I danni sono irreparabili. La deforestazione distrugge la biodiversità, toglie ossigeno, favorisce i fenomeni di desertificazione, aumenta l’emissione di gas prodotti dagli animali allevati in modo intensivo e ne sacrifica la vita a vantaggio di pochi, con un prezzo pagato invece da molti – uomini e animali - e dalla natura tutta. Occorrono in media più di 16 chili di foraggio per produrre un chilo di carne e, secondo i dati FAO, e dai 1.000 a 2.000 litri d’acqua per produrre un chilo di grano mentre per ottenere la stessa quantità di proteine animali ne servono da 13mila a 15mila litri. Se tali risorse fossero impiegate per le colture cerealicole e leguminose, probabilmente la fame nel mondo sarebbe solo un ricordo.
Ma non è tutto: negli allevamenti gli animali vengono bombardati con massicce dosi di antiobiotici che finiscono per entrare nella catena alimentare dell’uomo (soltanto in Europa se ne consumano ogni anno 5mila kg), determinando i pericolosissimi fenomeni di antibiotico-resistenza.
«I motivi alla base della scelta vegana o vegetariana non sono legati soltanto al dovuto rispetto per gli animali o ragioni dietetico – salutiste», commenta il direttore scientifico dell’Enpa, Ilaria Ferri, che prosegue: «Il rispetto per la vita tutta e l’obiettivo di realizzare un mondo più equo passano per una scelta che ormai ci rende cittadini più consapevoli, più capaci di valutare che i nostri comportamenti hanno impatti e ripercussioni globali».
Tra le diete vegetariane quella vegana (senza carne, pesce, uova, formaggi e derivati) è espressione di un profondo rispetto per l’ambiente e la natura.
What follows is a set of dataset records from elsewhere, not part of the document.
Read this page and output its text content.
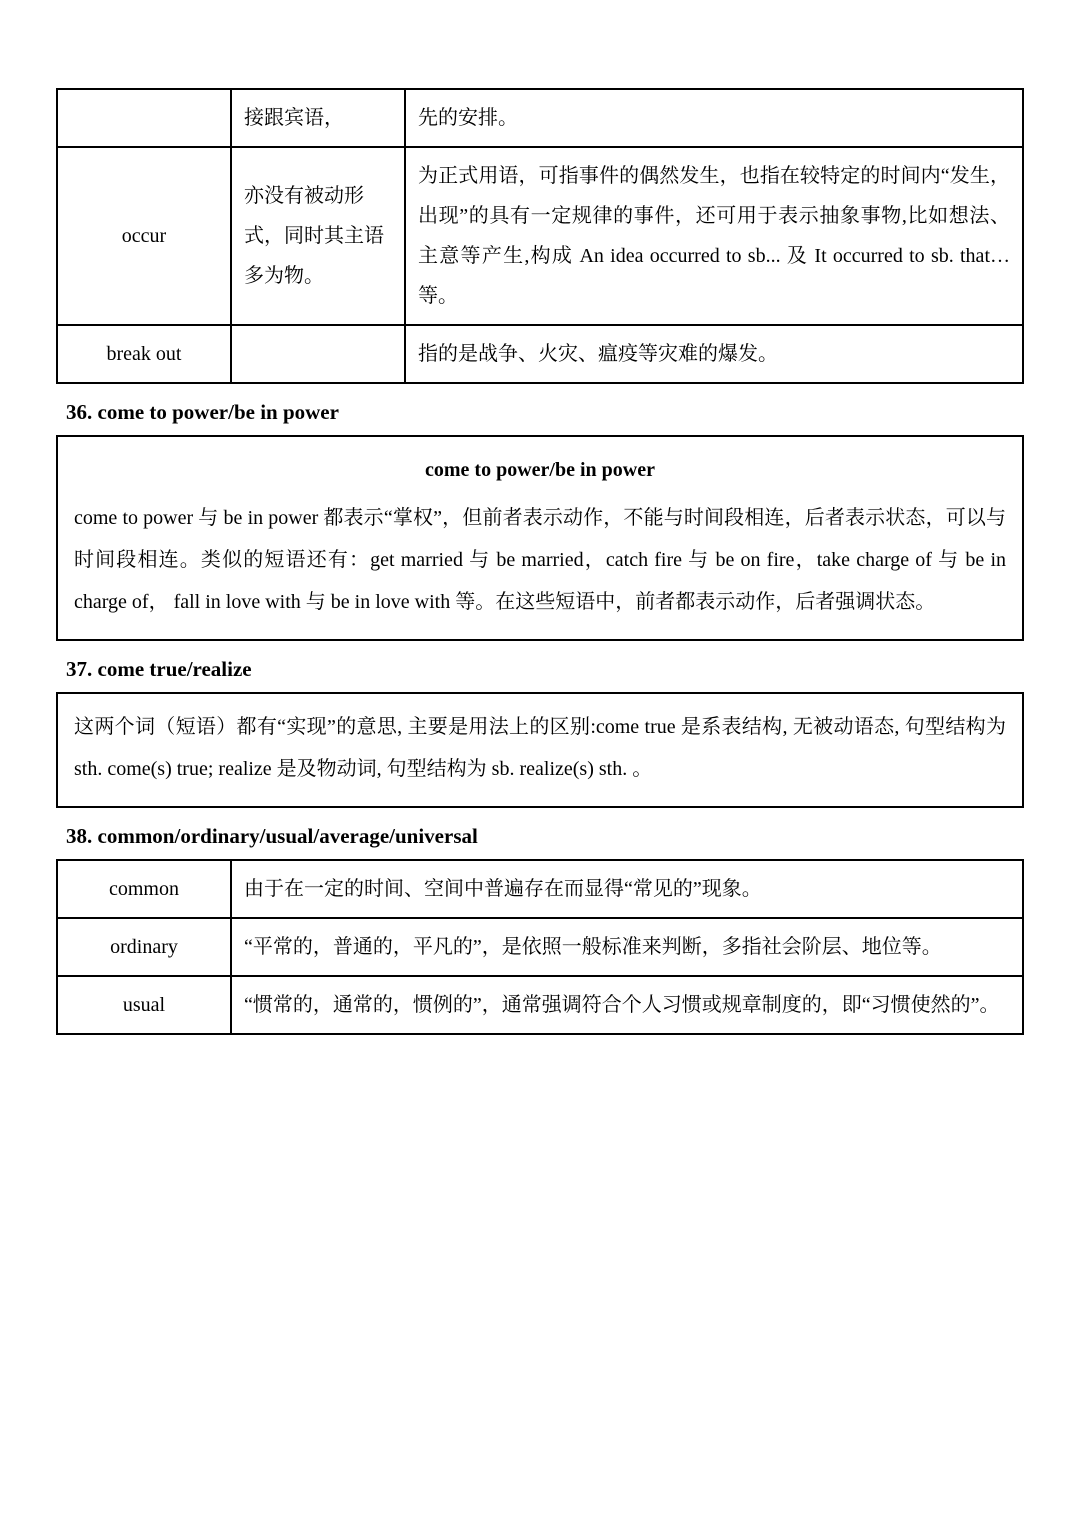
	接跟宾语，	先的安排。
occur	亦没有被动形式，同时其主语多为物。	为正式用语，可指事件的偶然发生，也指在较特定的时间内“发生，出现”的具有一定规律的事件，还可用于表示抽象事物,比如想法、主意等产生,构成 An idea occurred to sb... 及 It occurred to sb. that… 等。
break out		指的是战争、火灾、瘟疫等灾难的爆发。
36. come to power/be in power
come to power/be in power
come to power 与 be in power 都表示“掌权”，但前者表示动作，不能与时间段相连，后者表示状态，可以与时间段相连。类似的短语还有：get married 与 be married，catch fire 与 be on fire，take charge of 与 be in charge of， fall in love with 与 be in love with 等。在这些短语中，前者都表示动作，后者强调状态。
37. come true/realize
这两个词（短语）都有“实现”的意思, 主要是用法上的区别:come true 是系表结构, 无被动语态, 句型结构为 sth. come(s) true; realize 是及物动词, 句型结构为 sb. realize(s) sth. 。
38. common/ordinary/usual/average/universal
common	由于在一定的时间、空间中普遍存在而显得“常见的”现象。
ordinary	“平常的，普通的，平凡的”，是依照一般标准来判断，多指社会阶层、地位等。
usual	“惯常的，通常的，惯例的”，通常强调符合个人习惯或规章制度的，即“习惯使然的”。
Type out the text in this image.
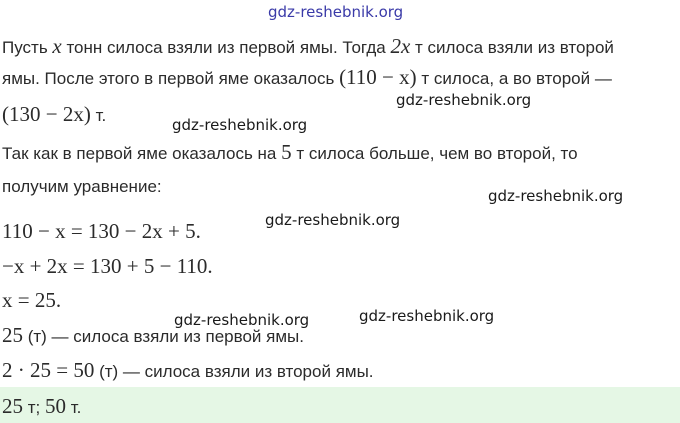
gdz-reshebnik.org
Пусть x тонн силоса взяли из первой ямы. Тогда 2x т силоса взяли из второй
ямы. После этого в первой яме оказалось (110 − x) т силоса, а во второй —
gdz-reshebnik.org
(130 − 2x) т.	gdz-reshebnik.org
Так как в первой яме оказалось на 5 т силоса больше, чем во второй, то
получим уравнение:	gdz-reshebnik.org
gdz-reshebnik.org
110 − x = 130 − 2x + 5.
−x + 2x = 130 + 5 − 110.
x = 25.
gdz-reshebnik.org	gdz-reshebnik.org
25 (т) — силоса взяли из первой ямы.
2 · 25 = 50 (т) — силоса взяли из второй ямы.
25 т; 50 т.
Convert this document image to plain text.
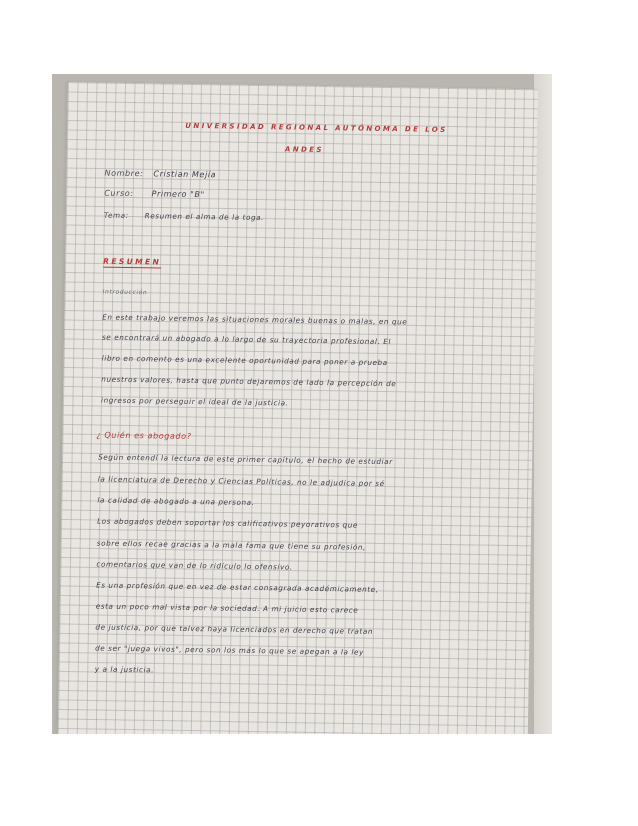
UNIVERSIDAD REGIONAL AUTÓNOMA DE LOS
ANDES
Nombre: Cristian Mejía
Curso: Primero "B"
Tema: Resumen el alma de la toga.
RESUMEN
Introducción
En este trabajo veremos las situaciones morales buenas o malas, en que
se encontrará un abogado a lo largo de su trayectoria profesional. El
libro en comento es una excelente oportunidad para poner a prueba
nuestros valores, hasta que punto dejaremos de lado la percepción de
ingresos por perseguir el ideal de la justicia.
¿ Quién es abogado?
Según entendí la lectura de este primer capítulo, el hecho de estudiar
la licenciatura de Derecho y Ciencias Políticas, no le adjudica por sé
la calidad de abogado a una persona.
Los abogados deben soportar los calificativos peyorativos que
sobre ellos recae gracias a la mala fama que tiene su profesión,
comentarios que van de lo ridículo lo ofensivo.
Es una profesión que en vez de estar consagrada académicamente,
esta un poco mal vista por la sociedad. A mi juicio esto carece
de justicia, por que talvez haya licenciados en derecho que tratan
de ser "juega vivos", pero son los más lo que se apegan a la ley
y a la justicia.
Il futuro della Terra e la sua sopravvivenza sono legati indissolubilmente al rispetto essenziale di tutti quegli equilibri interconnessi tra loro, ad iniziare da ciò che consumiamo, a tavola e non. Decidere di diventare vegetariani e poi vegani fa bene non soltanto a noi stessi ma anche agli animali e a tutti quei popoli che -a causa del consumo sfrenato imperante nell’altra metà del mondo- diventano sempre più poveri.